FlowEdit: Inversion-Free Text-Based Editing Using Pre-Trained Flow Models
This addresses the challenge of seamless text-based image editing across different model architectures for users in computer vision and generative AI, though it is incremental as it builds on existing flow models.
The paper tackles the problem of editing real images using pre-trained text-to-image flow models without requiring inversion or optimization, introducing FlowEdit as a method that constructs an ODE to map between source and target distributions with lower transport cost, achieving state-of-the-art results on models like Stable Diffusion 3 and FLUX.
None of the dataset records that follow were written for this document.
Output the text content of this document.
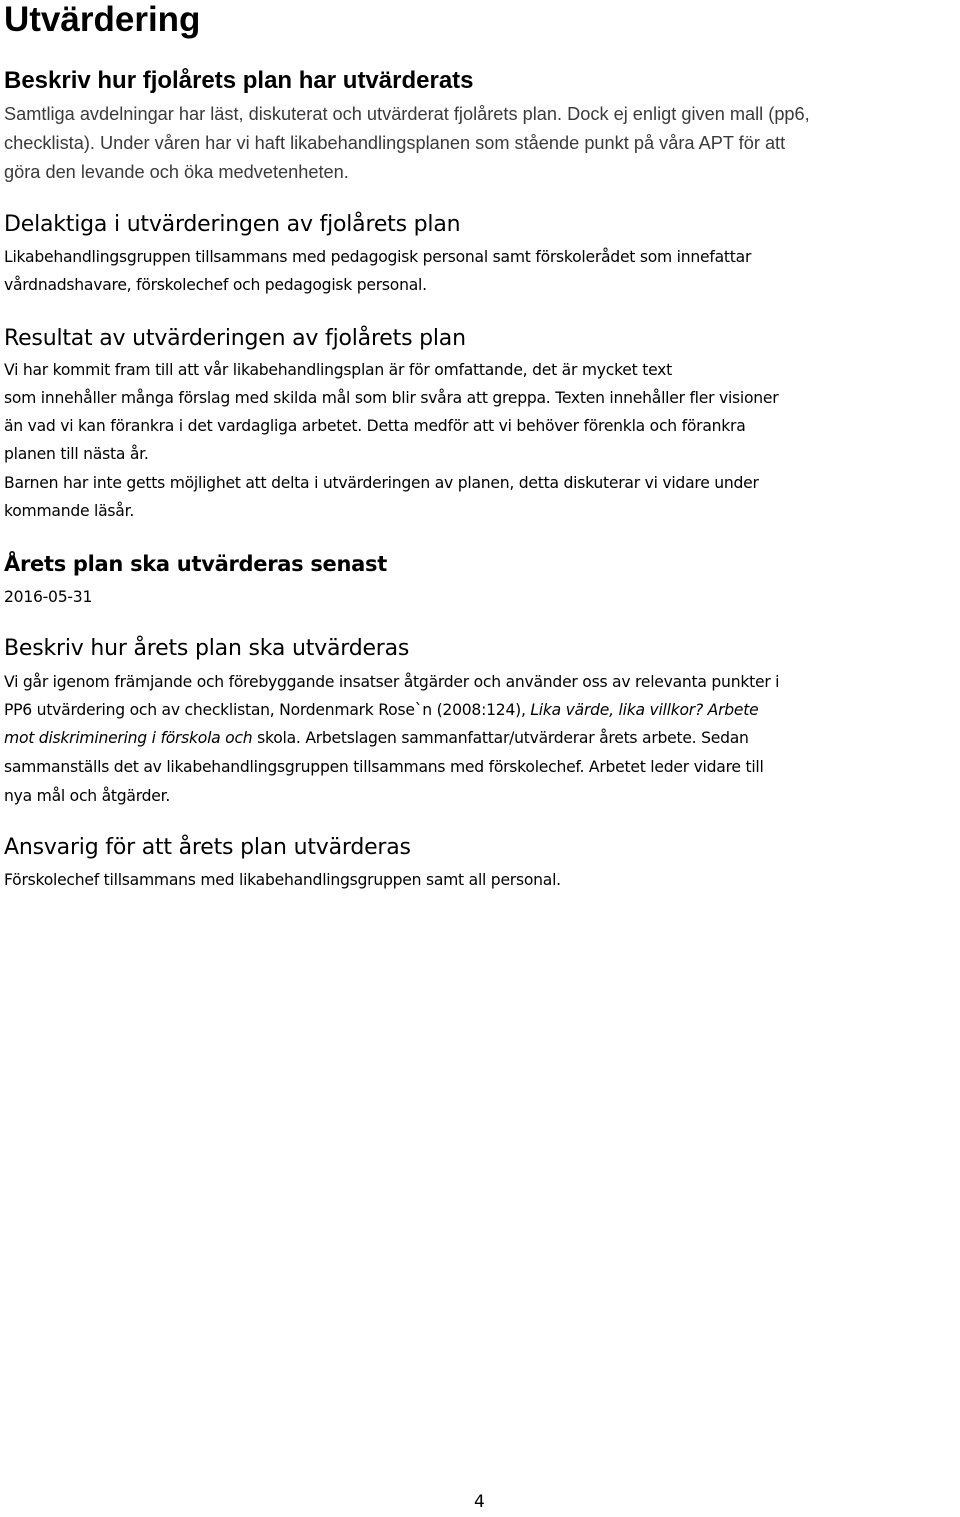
Utvärdering
Beskriv hur fjolårets plan har utvärderats

Samtliga avdelningar har läst, diskuterat och utvärderat fjolårets plan. Dock ej enligt given mall (pp6,

checklista). Under våren har vi haft likabehandlingsplanen som stående punkt på våra APT för att

göra den levande och öka medvetenheten.

Delaktiga i utvärderingen av fjolårets plan

Likabehandlingsgruppen tillsammans med pedagogisk personal samt förskolerådet som innefattar

vårdnadshavare, förskolechef och pedagogisk personal.

Resultat av utvärderingen av fjolårets plan

Vi har kommit fram till att vår likabehandlingsplan är för omfattande, det är mycket text

som innehåller många förslag med skilda mål som blir svåra att greppa. Texten innehåller fler visioner

än vad vi kan förankra i det vardagliga arbetet. Detta medför att vi behöver förenkla och förankra

planen till nästa år.

Barnen har inte getts möjlighet att delta i utvärderingen av planen, detta diskuterar vi vidare under

kommande läsår.

Årets plan ska utvärderas senast

2016-05-31

Beskriv hur årets plan ska utvärderas

Vi går igenom främjande och förebyggande insatser åtgärder och använder oss av relevanta punkter i

PP6 utvärdering och av checklistan, Nordenmark Rose`n (2008:124), Lika värde, lika villkor? Arbete

mot diskriminering i förskola och skola. Arbetslagen sammanfattar/utvärderar årets arbete. Sedan

sammanställs det av likabehandlingsgruppen tillsammans med förskolechef. Arbetet leder vidare till

nya mål och åtgärder.

Ansvarig för att årets plan utvärderas

Förskolechef tillsammans med likabehandlingsgruppen samt all personal.

4
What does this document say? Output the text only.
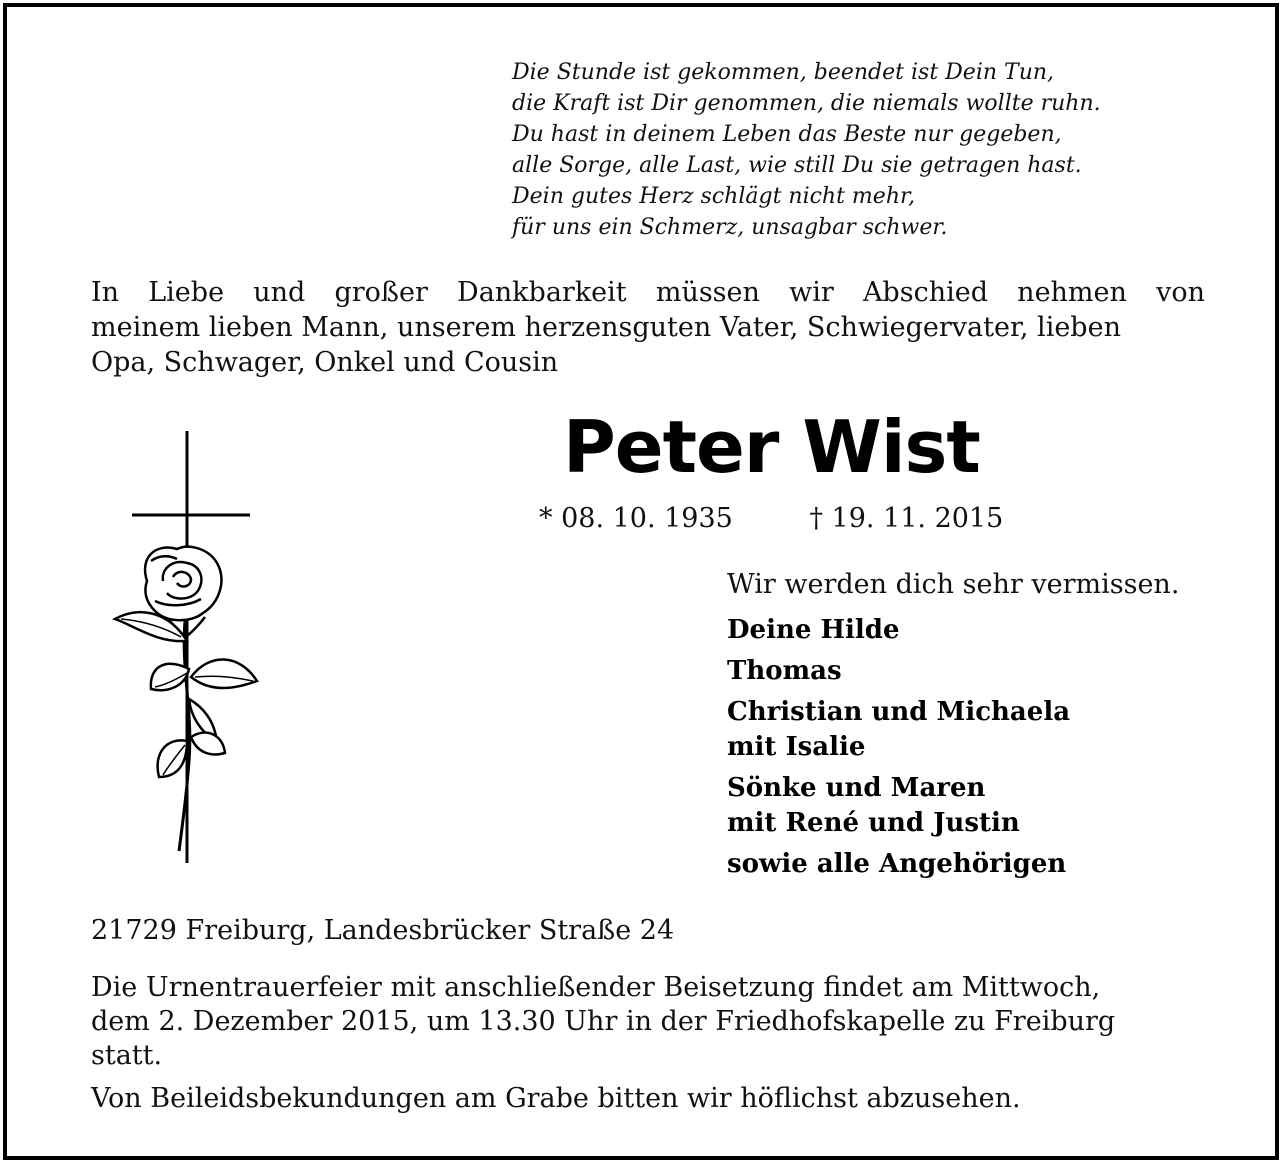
Die Stunde ist gekommen, beendet ist Dein Tun,
die Kraft ist Dir genommen, die niemals wollte ruhn.
Du hast in deinem Leben das Beste nur gegeben,
alle Sorge, alle Last, wie still Du sie getragen hast.
Dein gutes Herz schlägt nicht mehr,
für uns ein Schmerz, unsagbar schwer.
In Liebe und großer Dankbarkeit müssen wir Abschied nehmen von
meinem lieben Mann, unserem herzensguten Vater, Schwiegervater, lieben
Opa, Schwager, Onkel und Cousin
Peter Wist
* 08. 10. 1935	† 19. 11. 2015
Wir werden dich sehr vermissen.
Deine Hilde
Thomas
Christian und Michaela
mit Isalie
Sönke und Maren
mit René und Justin
sowie alle Angehörigen
21729 Freiburg, Landesbrücker Straße 24
Die Urnentrauerfeier mit anschließender Beisetzung findet am Mittwoch,
dem 2. Dezember 2015, um 13.30 Uhr in der Friedhofskapelle zu Freiburg
statt.
Von Beileidsbekundungen am Grabe bitten wir höflichst abzusehen.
Editing real images using a pre-trained text-to-image (T2I) diffusion/flow model often involves inverting the image into its corresponding noise map. However, inversion by itself is typically insufficient for obtaining satisfactory results, and therefore many methods additionally intervene in the sampling process. Such methods achieve improved results but are not seamlessly transferable between model architectures. Here, we introduce FlowEdit, a text-based editing method for pre-trained T2I flow models, which is inversion-free, optimization-free and model agnostic. Our method constructs an ODE that directly maps between the source and target distributions (corresponding to the source and target text prompts) and achieves a lower transport cost than the inversion approach. This leads to state-of-the-art results, as we illustrate with Stable Diffusion 3 and FLUX. Code and examples are available on the project's webpage.